Pursuant to the assignment agreement dated 26 September 2017, Penny Market GmbH, Wiener Neudorf, Austria, acquired seven grocery stores in Italy's Liguria region from DICO S.P.A, Rome, Italy. This acquisition took the form of an asset deal.

The cost paid for the stores was 9.2 million euros. The transfer of these stores involved the transfer of property, plant and equipment (0.7 million euros) and other liabilities (0.3 million euros). The acquisition resulted in 8.8 million euros in goodwill, which primarily reflected the value of advantageous locations.

In connection with this acquisition, acquisition-related costs of 0.3 million euros were reported in the income statement under other operating expenses.

All assumed receivables do not include any receivables that are expected to be uncollectible.

All goodwill is partially tax-deductible.

In the previous year, REWE Markt GmbH, Cologne, initially acquired 55.0 per cent of shares in Supermärkte Nord Verwaltungs GmbH, Supermärkte Nord Vertriebs GmbH & Co. KG and coop Logistik GmbH, each with its registered office in Kiel, as at 31 December 2016. The preliminary cost was 140.6 million euros. The acquisition resulted in 167.0 million euros in goodwill.

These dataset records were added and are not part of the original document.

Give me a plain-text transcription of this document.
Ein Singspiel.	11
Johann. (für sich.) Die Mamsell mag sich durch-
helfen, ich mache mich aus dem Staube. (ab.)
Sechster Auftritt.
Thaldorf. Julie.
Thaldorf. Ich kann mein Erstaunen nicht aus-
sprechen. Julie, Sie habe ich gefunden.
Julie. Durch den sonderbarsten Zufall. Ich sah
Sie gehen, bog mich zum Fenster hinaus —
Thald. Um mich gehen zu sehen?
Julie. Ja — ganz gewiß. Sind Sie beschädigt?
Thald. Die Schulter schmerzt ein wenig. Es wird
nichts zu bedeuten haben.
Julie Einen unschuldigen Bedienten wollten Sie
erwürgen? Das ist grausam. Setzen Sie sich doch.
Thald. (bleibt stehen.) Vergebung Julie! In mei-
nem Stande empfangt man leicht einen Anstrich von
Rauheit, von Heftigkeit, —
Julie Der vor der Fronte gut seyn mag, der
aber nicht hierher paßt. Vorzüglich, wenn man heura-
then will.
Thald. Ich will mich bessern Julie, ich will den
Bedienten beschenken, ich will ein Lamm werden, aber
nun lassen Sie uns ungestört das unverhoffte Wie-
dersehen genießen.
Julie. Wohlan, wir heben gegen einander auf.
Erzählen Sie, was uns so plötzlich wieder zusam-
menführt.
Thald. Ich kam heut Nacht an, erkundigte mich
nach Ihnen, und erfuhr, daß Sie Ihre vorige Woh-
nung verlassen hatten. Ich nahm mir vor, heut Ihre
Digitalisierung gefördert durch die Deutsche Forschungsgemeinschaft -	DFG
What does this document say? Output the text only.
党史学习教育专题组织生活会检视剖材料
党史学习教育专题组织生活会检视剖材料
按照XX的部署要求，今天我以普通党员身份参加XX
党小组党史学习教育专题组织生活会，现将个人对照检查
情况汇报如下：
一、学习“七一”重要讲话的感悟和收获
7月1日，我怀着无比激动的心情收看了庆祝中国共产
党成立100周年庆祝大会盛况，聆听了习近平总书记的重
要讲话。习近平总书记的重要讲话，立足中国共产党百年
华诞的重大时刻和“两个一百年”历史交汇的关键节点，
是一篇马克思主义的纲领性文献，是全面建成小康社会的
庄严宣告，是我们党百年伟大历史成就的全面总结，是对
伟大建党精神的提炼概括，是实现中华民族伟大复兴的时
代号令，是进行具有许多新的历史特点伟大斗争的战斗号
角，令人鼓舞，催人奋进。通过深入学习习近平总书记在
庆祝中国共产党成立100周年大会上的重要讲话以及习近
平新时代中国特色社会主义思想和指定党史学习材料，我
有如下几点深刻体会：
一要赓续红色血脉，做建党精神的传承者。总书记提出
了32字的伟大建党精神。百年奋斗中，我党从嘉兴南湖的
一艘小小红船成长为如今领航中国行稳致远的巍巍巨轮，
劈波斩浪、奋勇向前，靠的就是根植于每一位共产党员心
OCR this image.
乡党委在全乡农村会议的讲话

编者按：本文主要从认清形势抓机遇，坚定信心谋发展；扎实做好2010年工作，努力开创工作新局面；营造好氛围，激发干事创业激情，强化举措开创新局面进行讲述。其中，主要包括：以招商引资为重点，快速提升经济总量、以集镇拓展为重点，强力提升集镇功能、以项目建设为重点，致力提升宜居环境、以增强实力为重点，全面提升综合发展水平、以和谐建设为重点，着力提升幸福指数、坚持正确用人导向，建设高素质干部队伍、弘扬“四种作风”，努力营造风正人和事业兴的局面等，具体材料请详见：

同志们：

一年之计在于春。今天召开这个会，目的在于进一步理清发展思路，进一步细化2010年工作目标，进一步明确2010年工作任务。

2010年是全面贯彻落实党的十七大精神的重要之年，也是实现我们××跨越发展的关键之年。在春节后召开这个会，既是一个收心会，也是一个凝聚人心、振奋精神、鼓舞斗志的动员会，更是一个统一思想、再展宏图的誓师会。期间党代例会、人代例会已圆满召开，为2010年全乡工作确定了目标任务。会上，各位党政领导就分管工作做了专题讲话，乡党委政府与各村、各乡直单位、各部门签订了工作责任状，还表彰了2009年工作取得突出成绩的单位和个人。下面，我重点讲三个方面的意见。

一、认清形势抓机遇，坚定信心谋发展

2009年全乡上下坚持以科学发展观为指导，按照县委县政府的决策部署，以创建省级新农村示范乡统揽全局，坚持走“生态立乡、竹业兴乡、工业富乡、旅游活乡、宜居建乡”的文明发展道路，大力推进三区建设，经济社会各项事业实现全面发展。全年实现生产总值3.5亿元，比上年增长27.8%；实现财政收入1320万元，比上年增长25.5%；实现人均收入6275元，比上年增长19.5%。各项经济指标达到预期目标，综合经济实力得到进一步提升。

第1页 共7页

The final determination of the cost and REWE Markt GmbH's percentage shareholding in the Supermärkte Nord companies took place during the financial year. The shareholding amounts to 73.92 per cent; cost amounting to 187.8 million euros was paid. This resulted retrospectively in 186.3 million euros in goodwill.

Based on the purchase agreement dated 20 September 2017, OOO BILLA Realty, Moscow, Russia, acquired six stores in Russia. The acquisition took the form of an asset deal which does not meet the requirements of IFRS 3. The cost was 6.3 million euros. The acquisition resulted primarily in additions to intangible assets amounting to 5.5 million euros, operating and office equipment amounting to 0.4 million euros and liabilities amounting to 0.4 million euros.

In March 2018, DER Touristik Group GmbH, Cologne, acquired all shares in Travel Lab SAS, Saint-Ouen, France; see also note 43 "Events After the Balance Sheet Date". The cost paid will be conclusively determined after purchase price allocation. Due to incomplete accounting, no further disclosures in accordance with IFRS 3 can be made.